I truly understand. My BD was on Father's Day 12 years ago though we did not divorce until six years later. I was happily grilling Father's Day dinner, with our daughter putting the final touches on her gift wrapping for daddy when one of my best friend's husbands started beating on our front door and yelling. Long story short, two of the people I loved and trusted most (my husband and "dear friend" ) were betraying me and her husband. To say the world imploded, and that my daugher and I were shattered, is a monumental understatement. My exH was a complete vanisher, not one look back, not even for the daughter he had always seemed to love so much. On her next birthday, she will have lived half of her life without any contact from her father at all.
Our story could have had a tragic ending, but it didn't. There was no reconciliation, he may well still be with the OW (I'm not wasting my energy on their lives when I have my own to live), we had to sell our family home and live a much-reduced standard of living, and my daughter and I had to fight for every inch of progress and healing, but we are still standing...not for him, but for US. And this year, as I visited my now grown daughter in the city of her dreams, with a graduate degree, a career she is passionate about and a very healthy relationship of her own, we toasted each other on Father's Day and how far we've come individually and together. We laughed, we enjoyed the day fully, we made new memories. We didn't revist the past or talk about exH. We embraced where we are and what we want for our lives going forward.
It has not been an easy road by any stretch and for a time, the impact of her father's full abandonment, threatened to also tear my daughter and I apart. The parent who stays, often takes the brunt of the hurt and anger, at some point, but my daughter is the hill I will die on so I kept the faith and here we are, in a new stage...two adults, separate and independent with our own lives, and yet unbreakable in our resolve and our love for each other.

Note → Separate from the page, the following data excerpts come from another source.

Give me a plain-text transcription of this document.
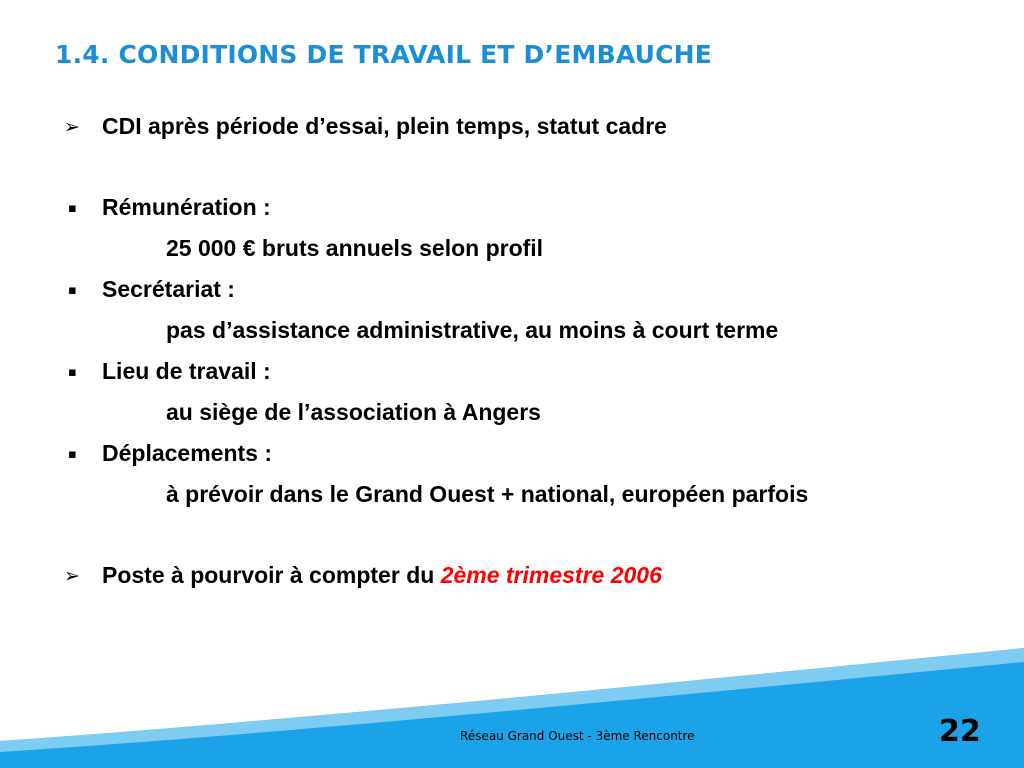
1.4. CONDITIONS DE TRAVAIL ET D’EMBAUCHE
➢ CDI après période d’essai, plein temps, statut cadre

▪ Rémunération :

25 000 € bruts annuels selon profil

▪ Secrétariat :

pas d’assistance administrative, au moins à court terme

▪ Lieu de travail :

au siège de l’association à Angers

▪ Déplacements :

à prévoir dans le Grand Ouest + national, européen parfois

➢ Poste à pourvoir à compter du 2ème trimestre 2006

Réseau Grand Ouest - 3ème Rencontre	22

Father's Day can, indeed, be a big trigger for anyone going through MLC with children, but continue as you have been focusing on your children and your son and son-in-law as fathers. They deserves that. You all do. Don't let any day or date be taken from you or your family as a negative reminder. Every day is precious.
I thought my life would look very different at this age and stage, but life seldom follows our preconceived narrative. What would the fun be in that?

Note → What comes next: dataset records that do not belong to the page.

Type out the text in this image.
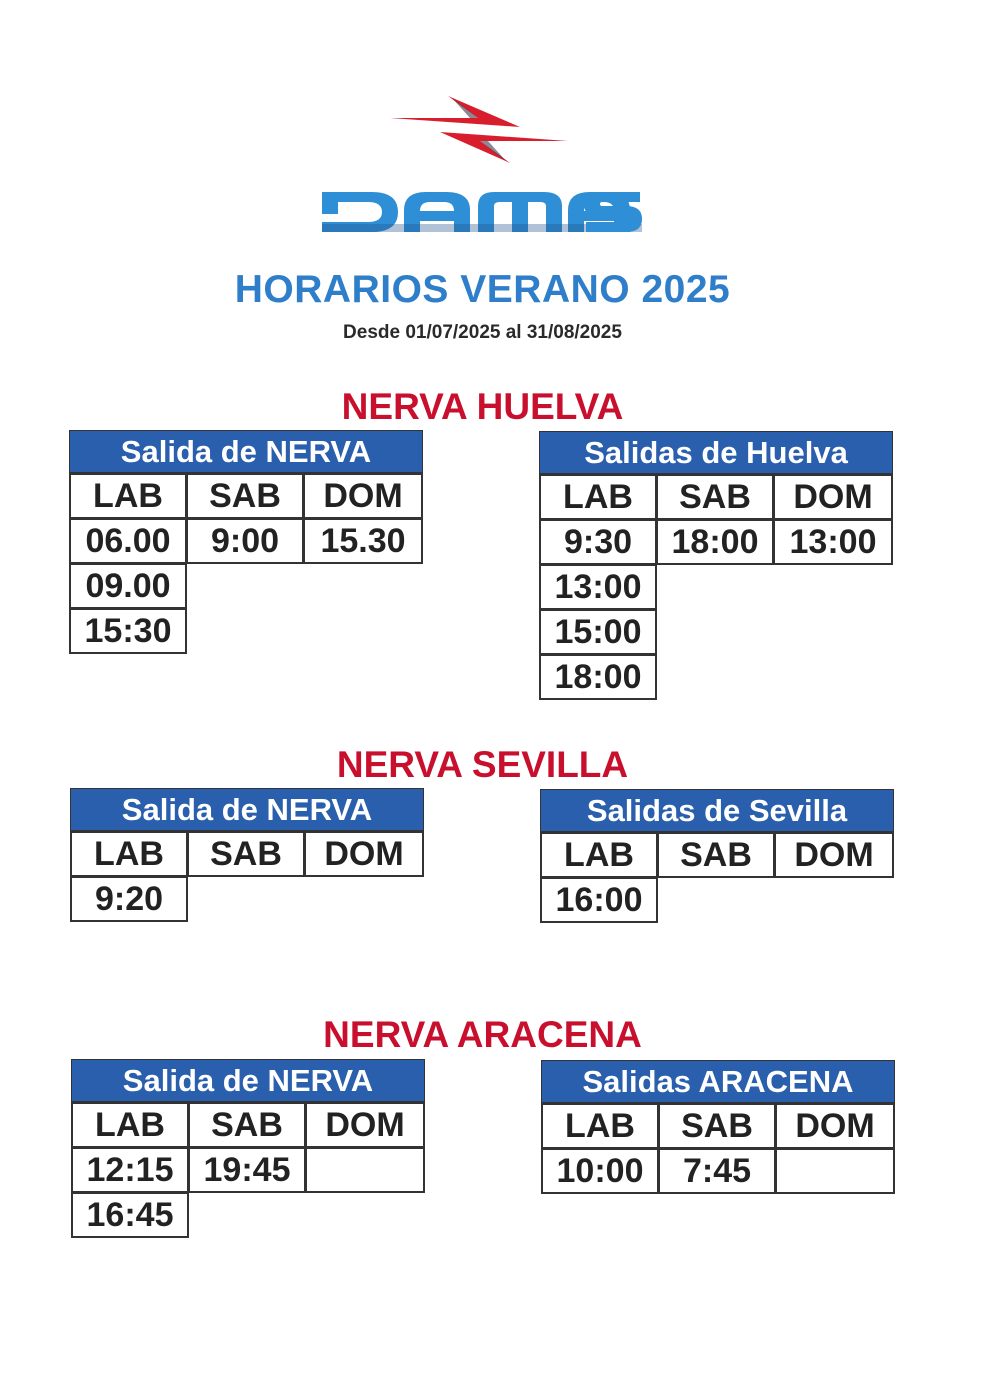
HORARIOS VERANO 2025
Desde 01/07/2025 al 31/08/2025
NERVA HUELVA
Salida de NERVA
LAB	SAB	DOM
06.00	9:00	15.30
09.00
15:30
Salidas de Huelva
LAB	SAB	DOM
9:30	18:00 13:00
13:00
15:00
18:00
NERVA SEVILLA
Salida de NERVA
LAB	SAB	DOM
9:20
Salidas de Sevilla
LAB	SAB	DOM
16:00
NERVA ARACENA
Salida de NERVA
LAB	SAB	DOM
12:15 19:45
16:45
Salidas ARACENA
LAB	SAB	DOM
10:00	7:45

We grow most in the worst of times. Like your garden, may this be your season to bloom into your own fullness, discover and celebrate parts of yourself and your strength you didn't know existed, choose what you want this time in your life to be for YOU. Trust that it will all be okay in the end regardless of what happens with your husband. You were a whole happy person before him and you will be with or without him. There are many worse things than living on your own and always stay mindful that we get the love we think we deserve, so want only the best for yourself at all times. You deserve nothing, and no one, less.